Ideally, transparency and accountability would be the cornerstones of any election campaign, but for a heated political arena in the internet age, they can also be the first to crumble.
On April 15, pre-election machinations whirred with the debut of a website and Twitter account calling itself “Who Is Stacey Lawson?” The staunchly anonymous author has been dedicated to digging up damaging information about Lawson, one of the frontrunners in the campaign to fill Lynn Woolsey’s seat in the newly redrawn Second Congressional District. The site has triggered a small but fascinating local skirmish fueled by accusations of nefarious election strategies and the importance of transparency.
“It’s patently hypocritical, because the same person that’s hiding behind this anonymous screen name and attacking Stacey on the grounds that she allegedly had things to hide, that she’s a stealth candidate, is taking that whole stealth thing 20 steps further by completely hiding their own identity,” says Cynthia Boaz, a political science professor at Sonoma State University. “To accuse someone of something that you yourself are engaging in—it takes a lot of credibility out of the accusations themselves. It’s really disappointing that people in our local political scene would sink to that level.”
Boaz’s partner, Jason Liles, former Healdsburg mayor and member of the Sonoma County Planning Commission, is a volunteer coordinator on Lawson’s campaign. Boaz says she herself is not involved with the campaign, except as a voter and a supporter. She says that “Who Is Stacey Lawson?” is a “desperate, dirty-tricks campaign strategy,” and has implied in Twitter postings that one of the other candidates could be behind the corrosive pop-up.
Boaz refuses to speculate on who specifically might be behind the site.
Jake Bayless, editor of the online site Empire Report, says that, like Boaz, he’s not fan of any sources’ choice to remain anonymous. Bayless himself has been busy digging up information on Lawson, after coming across an article in the North Coast Journal that mentioned the multimillionaire entrepreneur’s past gig as a spirituality columnist for the Huffington Post. Further digging revealed that all of Lawson’s posts had been deleted in 2011, before she entered the congressional race.
Using the Internet Archive’s Wayback Machine, which archives content back to 1996, Bayless was able to retrieve 48 soul-searching pieces with titles such as “Knowledge Is Bondage,” “We Are the Terrorists” and “Igniting the Modern Mystic.” A sample passage, “What It Means to Delete Everything and Start Over,” finds Lawson “hurtling towards oblivion,” writing decrees such as “All my well worn beliefs? Piles of crap. Delete. Everything I thought I knew? Bullshit.”
After Bayless reposted the articles on Empire Report, “Who Is Stacey Lawson” reached out to him privately on Twitter, suggesting, “Let’s work together on Stacey Lawson.” Bayless declined.
“Really for me, it’s just about the facts.

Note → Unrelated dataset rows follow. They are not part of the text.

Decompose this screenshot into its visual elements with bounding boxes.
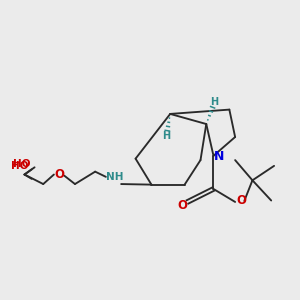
Text: O: O bbox=[54, 168, 64, 181]
Text: H: H bbox=[210, 97, 218, 107]
Text: NH: NH bbox=[106, 172, 123, 182]
Text: HO: HO bbox=[14, 159, 31, 169]
Text: HO: HO bbox=[11, 161, 29, 171]
Text: H: H bbox=[162, 131, 170, 141]
Text: O: O bbox=[236, 194, 247, 207]
Text: O: O bbox=[177, 200, 187, 212]
Text: N: N bbox=[214, 150, 224, 163]
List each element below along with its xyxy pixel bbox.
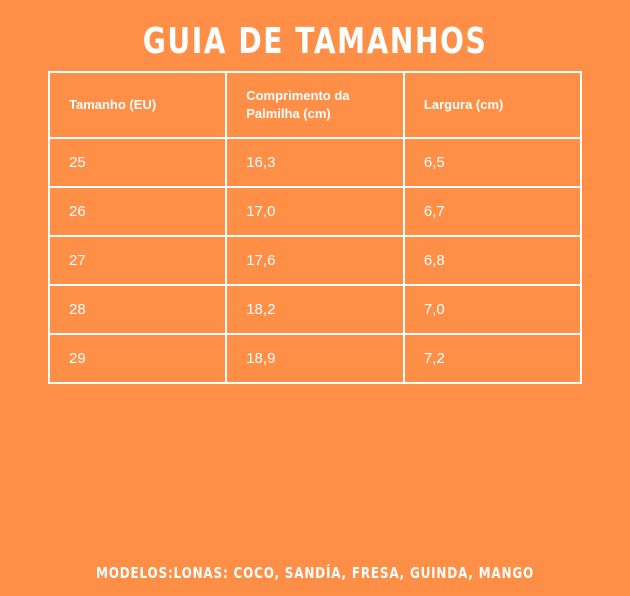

Shine the flashlight on them,” says Bayless, in reference to his decision to republish the Huffington Post materials. “This was one of those things where clearly the candidate would have preferred that they stayed in the dark, and to me that’s problematic.”
“Who Is Stacey Lawson?” did not respond to requests for comment from the Bohemian.
Lawson, who moved to Marin three years ago from San Francisco, was also called to task by fellow candidate and Marin County Supervisor Susan Adams at an April 17 Dominican University debate for her involvement as executive chair in a company called Chelsey Henry Inc., which manufactured women’s purses at a factory in China. Among other things, the company failed to pay payroll taxes during 2007–2008.
This history, along with disclosures of Lawson’s top campaign donors—including Tim O’Reilly of O’Reilly Media, the Men’s Wearhouse’s George Zimmer and controversial former congressman Doug Bosco—has made the pages of “Who Is Stacey Lawson?” The site’s author appears particularly obsessed with debunking Lawson’s own biography—in particular, her story of growing up in a trailer.
Andrew Acosta, campaign consultant for Jared Huffman, flatly denies any involvement with the site. “We have nothing to do with it,” he says.
Tom Higgins, political consultant to the Norman Solomon campaign, says any suggestion of the Solomon campaign being tied to “Who Is Stacey Lawson?” only constitutes more dirty tricks.
“There is a smell of desperation in the anonymous, unsubstantiated and false accusations of what would be federal campaign law violations if our campaign had anything to do with the ‘Who Is Stacey Lawson?’ website and Twitter operation,” says Higgins, asserting that he is “190 percent, absolutely, dead-positive certain” that Norman Solomon’s campaign is not behind the site. “I have no clue who it is,” he adds.
Bayless agrees that transparency is key. “I have a problem with the anonymity,” he says. “It’s bad for politics.”